Note that there is a distance preserving map between Mahattan norm and sup norm : If $A : (\mathbb{R}^2,\|\ \|_1) \rightarrow (\mathbb{R}^2,\|\ \|_\infty)$ is a linear map by $$ A(e_1)=e_1+e_2 , \ A(e_2)= -e_1+e_2 $$ where $e_i$ is a canonical basis, then $A$ is distance preserving by a direct computation.
But prove that there is no bijective distance preserving map $f$ with $f(o)=o$ between $(\mathbb{R}^3,\|\ \|_1) \rightarrow (\mathbb{R}^3,\|\ \|_\infty)$ :
If $\Sigma_1$ is $\|\ \|_1$-unit sphere, and $d_1$ is intrinsic metric on $\Sigma_1$, then there is six points $x_i\in \Sigma_1$ s.t. pairwise distance is at least $2$.
Similarly, if we have $\Sigma_\infty,\ d_\infty$, then there is eight points $y_i$ s.t. pairwise distance is at least $2$. Hence I think that if we cannot find $z_i\in \Sigma_1,\ 1\leq i \leq 8$ s.t. pairwise distance is at least $2$, then we can complete the proof.
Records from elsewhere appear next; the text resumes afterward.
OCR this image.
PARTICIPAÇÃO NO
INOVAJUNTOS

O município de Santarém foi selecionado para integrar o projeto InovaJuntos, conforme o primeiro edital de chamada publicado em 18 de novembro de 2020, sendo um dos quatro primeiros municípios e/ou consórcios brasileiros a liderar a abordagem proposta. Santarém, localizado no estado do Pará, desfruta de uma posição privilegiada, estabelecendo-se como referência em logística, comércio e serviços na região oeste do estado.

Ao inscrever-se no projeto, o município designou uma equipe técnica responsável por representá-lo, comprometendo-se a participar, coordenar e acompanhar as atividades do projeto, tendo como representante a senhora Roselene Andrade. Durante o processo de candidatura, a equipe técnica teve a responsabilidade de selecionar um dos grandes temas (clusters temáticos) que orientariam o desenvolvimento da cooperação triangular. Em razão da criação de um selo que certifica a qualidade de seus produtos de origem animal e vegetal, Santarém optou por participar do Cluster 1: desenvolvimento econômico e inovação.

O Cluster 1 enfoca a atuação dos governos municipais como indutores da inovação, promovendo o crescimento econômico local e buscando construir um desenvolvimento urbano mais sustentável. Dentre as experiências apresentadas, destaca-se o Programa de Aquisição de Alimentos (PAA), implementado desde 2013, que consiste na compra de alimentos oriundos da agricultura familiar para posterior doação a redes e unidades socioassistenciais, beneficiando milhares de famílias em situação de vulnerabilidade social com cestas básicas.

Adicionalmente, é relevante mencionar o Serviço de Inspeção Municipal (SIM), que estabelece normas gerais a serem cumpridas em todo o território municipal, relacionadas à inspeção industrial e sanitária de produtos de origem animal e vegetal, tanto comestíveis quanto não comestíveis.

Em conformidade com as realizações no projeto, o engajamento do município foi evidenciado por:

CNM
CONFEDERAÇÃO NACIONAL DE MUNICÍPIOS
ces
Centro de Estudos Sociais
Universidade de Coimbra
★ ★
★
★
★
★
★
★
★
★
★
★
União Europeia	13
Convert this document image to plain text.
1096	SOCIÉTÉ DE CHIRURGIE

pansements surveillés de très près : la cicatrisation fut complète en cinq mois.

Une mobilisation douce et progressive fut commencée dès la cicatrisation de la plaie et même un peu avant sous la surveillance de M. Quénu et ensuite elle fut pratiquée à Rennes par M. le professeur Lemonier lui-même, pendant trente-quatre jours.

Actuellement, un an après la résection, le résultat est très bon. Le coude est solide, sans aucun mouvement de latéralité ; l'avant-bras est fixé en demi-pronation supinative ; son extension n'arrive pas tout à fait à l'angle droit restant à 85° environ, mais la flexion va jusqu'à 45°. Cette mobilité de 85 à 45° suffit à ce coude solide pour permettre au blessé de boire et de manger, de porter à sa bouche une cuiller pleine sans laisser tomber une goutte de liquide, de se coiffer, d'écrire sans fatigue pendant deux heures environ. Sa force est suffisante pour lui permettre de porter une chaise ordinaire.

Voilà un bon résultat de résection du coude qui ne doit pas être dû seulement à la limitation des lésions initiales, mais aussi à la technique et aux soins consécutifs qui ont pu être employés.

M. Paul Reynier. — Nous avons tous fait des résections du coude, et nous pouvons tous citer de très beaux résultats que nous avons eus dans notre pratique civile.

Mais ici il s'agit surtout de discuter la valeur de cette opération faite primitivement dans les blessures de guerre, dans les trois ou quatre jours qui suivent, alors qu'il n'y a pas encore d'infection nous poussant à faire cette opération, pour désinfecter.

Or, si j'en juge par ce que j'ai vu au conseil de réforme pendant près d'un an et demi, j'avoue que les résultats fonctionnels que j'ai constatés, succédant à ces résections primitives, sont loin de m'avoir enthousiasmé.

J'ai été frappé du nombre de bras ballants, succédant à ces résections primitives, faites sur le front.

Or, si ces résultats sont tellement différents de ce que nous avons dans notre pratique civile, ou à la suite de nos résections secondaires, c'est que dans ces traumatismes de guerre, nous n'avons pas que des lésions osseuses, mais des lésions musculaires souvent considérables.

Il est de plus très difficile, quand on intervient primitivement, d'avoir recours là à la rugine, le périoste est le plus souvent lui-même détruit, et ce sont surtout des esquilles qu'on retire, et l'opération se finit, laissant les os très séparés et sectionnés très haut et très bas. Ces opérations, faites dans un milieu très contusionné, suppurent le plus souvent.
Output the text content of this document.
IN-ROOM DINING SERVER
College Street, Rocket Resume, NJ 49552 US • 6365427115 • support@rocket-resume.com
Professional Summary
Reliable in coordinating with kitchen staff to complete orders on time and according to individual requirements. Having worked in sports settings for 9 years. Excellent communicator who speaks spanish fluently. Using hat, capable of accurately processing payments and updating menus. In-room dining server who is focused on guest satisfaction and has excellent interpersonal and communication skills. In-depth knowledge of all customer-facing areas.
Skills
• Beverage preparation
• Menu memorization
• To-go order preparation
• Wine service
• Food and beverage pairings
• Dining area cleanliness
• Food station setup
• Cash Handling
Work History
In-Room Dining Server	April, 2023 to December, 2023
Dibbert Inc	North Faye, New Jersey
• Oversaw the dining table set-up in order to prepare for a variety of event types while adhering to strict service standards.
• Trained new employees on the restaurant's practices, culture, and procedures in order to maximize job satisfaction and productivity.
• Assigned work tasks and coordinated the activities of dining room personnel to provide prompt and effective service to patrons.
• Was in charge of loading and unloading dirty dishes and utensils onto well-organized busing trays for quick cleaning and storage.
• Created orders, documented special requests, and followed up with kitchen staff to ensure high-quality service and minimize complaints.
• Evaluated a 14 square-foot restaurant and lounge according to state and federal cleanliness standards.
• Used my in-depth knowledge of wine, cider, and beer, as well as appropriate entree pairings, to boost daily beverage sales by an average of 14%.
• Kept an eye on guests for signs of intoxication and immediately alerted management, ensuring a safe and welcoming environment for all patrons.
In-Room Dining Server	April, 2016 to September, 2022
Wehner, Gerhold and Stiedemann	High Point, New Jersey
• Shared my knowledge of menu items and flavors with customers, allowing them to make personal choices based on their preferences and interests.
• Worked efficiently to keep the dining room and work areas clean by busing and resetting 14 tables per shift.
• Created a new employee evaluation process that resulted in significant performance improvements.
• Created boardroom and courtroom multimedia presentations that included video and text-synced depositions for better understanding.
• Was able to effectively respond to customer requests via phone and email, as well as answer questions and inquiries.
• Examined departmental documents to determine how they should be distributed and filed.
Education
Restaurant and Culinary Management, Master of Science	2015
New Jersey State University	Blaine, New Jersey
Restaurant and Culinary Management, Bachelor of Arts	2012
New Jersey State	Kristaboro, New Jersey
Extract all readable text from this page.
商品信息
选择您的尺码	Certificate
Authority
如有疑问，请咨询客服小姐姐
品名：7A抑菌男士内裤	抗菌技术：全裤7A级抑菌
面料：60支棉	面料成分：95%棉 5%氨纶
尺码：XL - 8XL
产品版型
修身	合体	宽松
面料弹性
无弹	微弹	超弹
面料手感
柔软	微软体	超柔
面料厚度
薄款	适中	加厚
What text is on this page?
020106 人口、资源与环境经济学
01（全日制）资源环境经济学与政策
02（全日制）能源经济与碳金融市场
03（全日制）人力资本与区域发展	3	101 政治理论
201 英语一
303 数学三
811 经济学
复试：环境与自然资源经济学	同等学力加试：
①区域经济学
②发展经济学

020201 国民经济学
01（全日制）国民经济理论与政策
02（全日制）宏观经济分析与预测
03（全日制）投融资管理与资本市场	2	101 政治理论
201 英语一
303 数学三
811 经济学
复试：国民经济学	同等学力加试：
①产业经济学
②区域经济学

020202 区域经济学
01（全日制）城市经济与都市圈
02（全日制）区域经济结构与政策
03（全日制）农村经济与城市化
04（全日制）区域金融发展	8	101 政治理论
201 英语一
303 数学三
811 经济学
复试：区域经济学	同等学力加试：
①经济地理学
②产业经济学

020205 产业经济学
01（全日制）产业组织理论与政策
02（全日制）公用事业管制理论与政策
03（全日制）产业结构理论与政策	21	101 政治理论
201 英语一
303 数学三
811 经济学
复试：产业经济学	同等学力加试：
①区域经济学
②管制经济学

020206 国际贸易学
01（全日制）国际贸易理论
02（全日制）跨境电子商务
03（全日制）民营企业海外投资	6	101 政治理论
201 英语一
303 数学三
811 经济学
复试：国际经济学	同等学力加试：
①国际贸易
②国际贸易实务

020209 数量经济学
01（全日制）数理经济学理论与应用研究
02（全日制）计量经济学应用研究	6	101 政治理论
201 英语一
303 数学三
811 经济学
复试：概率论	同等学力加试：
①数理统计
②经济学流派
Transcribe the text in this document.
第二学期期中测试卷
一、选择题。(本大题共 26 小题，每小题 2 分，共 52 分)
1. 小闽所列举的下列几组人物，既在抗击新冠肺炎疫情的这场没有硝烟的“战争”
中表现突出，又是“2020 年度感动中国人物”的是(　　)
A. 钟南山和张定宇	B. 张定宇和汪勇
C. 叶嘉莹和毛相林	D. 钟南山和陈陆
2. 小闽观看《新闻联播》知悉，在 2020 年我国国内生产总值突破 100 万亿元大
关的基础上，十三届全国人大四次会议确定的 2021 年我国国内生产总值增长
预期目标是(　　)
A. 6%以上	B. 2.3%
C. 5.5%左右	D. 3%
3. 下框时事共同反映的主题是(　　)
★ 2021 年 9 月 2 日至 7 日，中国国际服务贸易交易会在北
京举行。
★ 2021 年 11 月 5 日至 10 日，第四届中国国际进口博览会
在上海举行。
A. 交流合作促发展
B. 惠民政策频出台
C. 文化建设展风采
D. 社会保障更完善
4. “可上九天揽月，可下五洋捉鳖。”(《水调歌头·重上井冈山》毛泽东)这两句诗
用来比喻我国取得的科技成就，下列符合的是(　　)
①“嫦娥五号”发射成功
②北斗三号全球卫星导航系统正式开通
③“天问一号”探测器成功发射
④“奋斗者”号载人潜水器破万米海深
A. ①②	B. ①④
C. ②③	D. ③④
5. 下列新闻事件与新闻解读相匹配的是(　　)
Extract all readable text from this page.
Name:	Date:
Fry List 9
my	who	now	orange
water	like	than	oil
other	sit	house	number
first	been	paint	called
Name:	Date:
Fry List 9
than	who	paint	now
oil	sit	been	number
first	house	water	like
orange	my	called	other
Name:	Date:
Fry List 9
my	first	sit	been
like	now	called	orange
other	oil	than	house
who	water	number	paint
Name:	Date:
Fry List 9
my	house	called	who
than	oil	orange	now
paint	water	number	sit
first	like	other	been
How can we show ?
If there is another approach, I could admit it.
[Add] If so is $f$, then $f$ should be a linear map ?
In $(\mathbb{R}^3,\|\ \|_1)$ for $x=(x_i)$ with $\|x\|_1$, $x$ is a canonical basis iff there is only one shortest path from the origin to $x$ : For instance, $x=(x_1,x_2,0),\ x_i\neq 0$, then $c(t)=tx$ is a shortest path. And union of two paths $a(t)=t(x_1,0,0),\ b(t)=(x_1,tx_2,0)$ is also a shortest path. Similary, in $(\mathbb{R}^3,\|\ \|_\infty)$, there are exactly eight points that have unique shortest paths. Since bijective distance preserving map sends a point having unique shortest path to a point having unique shortest path, then there can not exist such a map.